When they’re not talking for quotation, some Republicans will explain that the pledge is, of course, a political document: although it may not spell out specific budget cuts, the party is willing to make them. But I think this view misreads recent history.

Republicans controlled the White House and Congress for much of 2001 to 2006, and they turned a big surplus into a big deficit. In the last two years, they have opposed several Obama administration plans for reducing the deficit, including cuts to Medicare, weapons programs and farm subsidies, as well as tax increases on the affluent. Given this history, my colleague Ross Douthat concluded that the pledge “might create a larger deficit than the Obama alternative.”

In short, the pledge imagines a world without tough choices, where we can have low taxes, big government and a balanced budget. And therein lies the path to ever larger deficits.



The essential question for any would-be budget balancer is how large the federal government should be.

For most of the last century, the government has been getting bigger. Its spending equaled about 2 percent of gross domestic product in 1900, 14 percent just after World War II and, after ballooning to almost 25 percent during the financial crisis, will fall to 23 percent in the next few years.

There is a good argument that the government should grow as societies become richer. Once people can afford the basics, they want services that the private sector often does not provide, like a strong military, good schools, generous medical care and a comfortable retirement, as Matt Miller, a McKinsey & Company consultant and former Clinton administration official, has pointed out.

To me, this pattern argues for making tax increases a big part of the deficit solution. Maybe taxes would eventually rise to 23 percent of G.D.P., rather than 19 percent, as under current policy. Spending could then be cut from the 26 percent it is scheduled to reach in 2035, yet still be high enough to afford the investments that lead to prosperity. After all, the Internet, the highway system and the biotechnology sector all began as government programs.

Conservatives counter that governments just as often allocate resources badly, and there is something to this. It’s the small-government case that Mr. Paul, Mr. Ryan and governors like Mitch Daniels of Indiana and Chris Christie of New Jersey are making.

Mr. Paul emphasizes wasteful military spending that lines the pockets of military contractors rather than protecting the country. A bipartisan task force of military experts has identified cuts that would eventually equal almost 1 percent of G.D.P.

On Social Security, Marco Rubio, the Republican Senate candidate in Florida, has suggested raising the eligibility age. Two other Republican Senate candidates, Sharron Angle of Nevada and Joe Miller of Alaska, have gone further, suggesting a phaseout of Social Security. In the long run, changes to Social Security could save even more money than military cuts.
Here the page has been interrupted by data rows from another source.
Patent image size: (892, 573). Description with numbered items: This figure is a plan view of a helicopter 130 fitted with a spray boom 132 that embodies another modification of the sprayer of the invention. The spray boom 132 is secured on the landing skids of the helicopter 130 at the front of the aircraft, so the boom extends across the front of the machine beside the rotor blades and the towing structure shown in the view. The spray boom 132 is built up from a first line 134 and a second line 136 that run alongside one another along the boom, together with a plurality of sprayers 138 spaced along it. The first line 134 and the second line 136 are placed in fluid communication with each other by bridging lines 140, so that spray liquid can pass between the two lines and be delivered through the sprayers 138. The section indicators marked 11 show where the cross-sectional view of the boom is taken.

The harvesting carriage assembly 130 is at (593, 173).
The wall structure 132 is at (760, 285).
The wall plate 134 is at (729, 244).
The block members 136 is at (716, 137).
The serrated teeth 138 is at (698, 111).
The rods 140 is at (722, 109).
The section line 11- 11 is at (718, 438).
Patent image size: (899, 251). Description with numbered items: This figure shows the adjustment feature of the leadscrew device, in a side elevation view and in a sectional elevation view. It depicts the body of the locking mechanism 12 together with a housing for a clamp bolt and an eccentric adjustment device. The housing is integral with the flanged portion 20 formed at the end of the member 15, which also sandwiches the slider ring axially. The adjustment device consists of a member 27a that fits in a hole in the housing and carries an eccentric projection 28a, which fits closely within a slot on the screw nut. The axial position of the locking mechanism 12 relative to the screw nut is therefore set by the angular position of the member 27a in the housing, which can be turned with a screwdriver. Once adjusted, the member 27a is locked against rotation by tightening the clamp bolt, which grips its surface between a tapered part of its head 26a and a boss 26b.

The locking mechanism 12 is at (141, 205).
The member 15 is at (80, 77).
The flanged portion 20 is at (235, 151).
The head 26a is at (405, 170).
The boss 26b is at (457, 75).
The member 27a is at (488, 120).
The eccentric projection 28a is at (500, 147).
But the biggest cause of looming deficits is Medicare. Mr. Daniels, a possible 2012 presidential candidate, recently told Newsweek that he favored Medicare cuts. Mr. Ryan has been willing to get specific. For everyone now under 55, he wants to turn Medicare into a voucher program that’s much less generous than the program is scheduled to be.

Mr. Ryan’s budget blueprint offers an especially pointed contrast with the pledge. The Ryan plan calls for holding taxes at around 19 percent of G.D.P. and suggests specific cuts to bring spending in line. The pledge calls for even lower taxes — while offering almost no detail on spending cuts.

Which seems more credible?

Unfortunately, elected Republicans have often backed away from their own fiscally conservative ideas when pushed. Mr. Ryan says he supports the pledge. Ms. Angle has reversed herself on Social Security. Mr. Daniels has said tax increases should be an option, but that will be a tough position to keep in a presidential campaign.

And I get it. Voters don’t like having their taxes raised or their benefits cut. I don’t like it, either.

But, remember, when politicians tell you that they are opposed to tax increases, Medicare cuts, Social Security cuts and military cuts, they’re really saying that they are in favor of crippling deficits.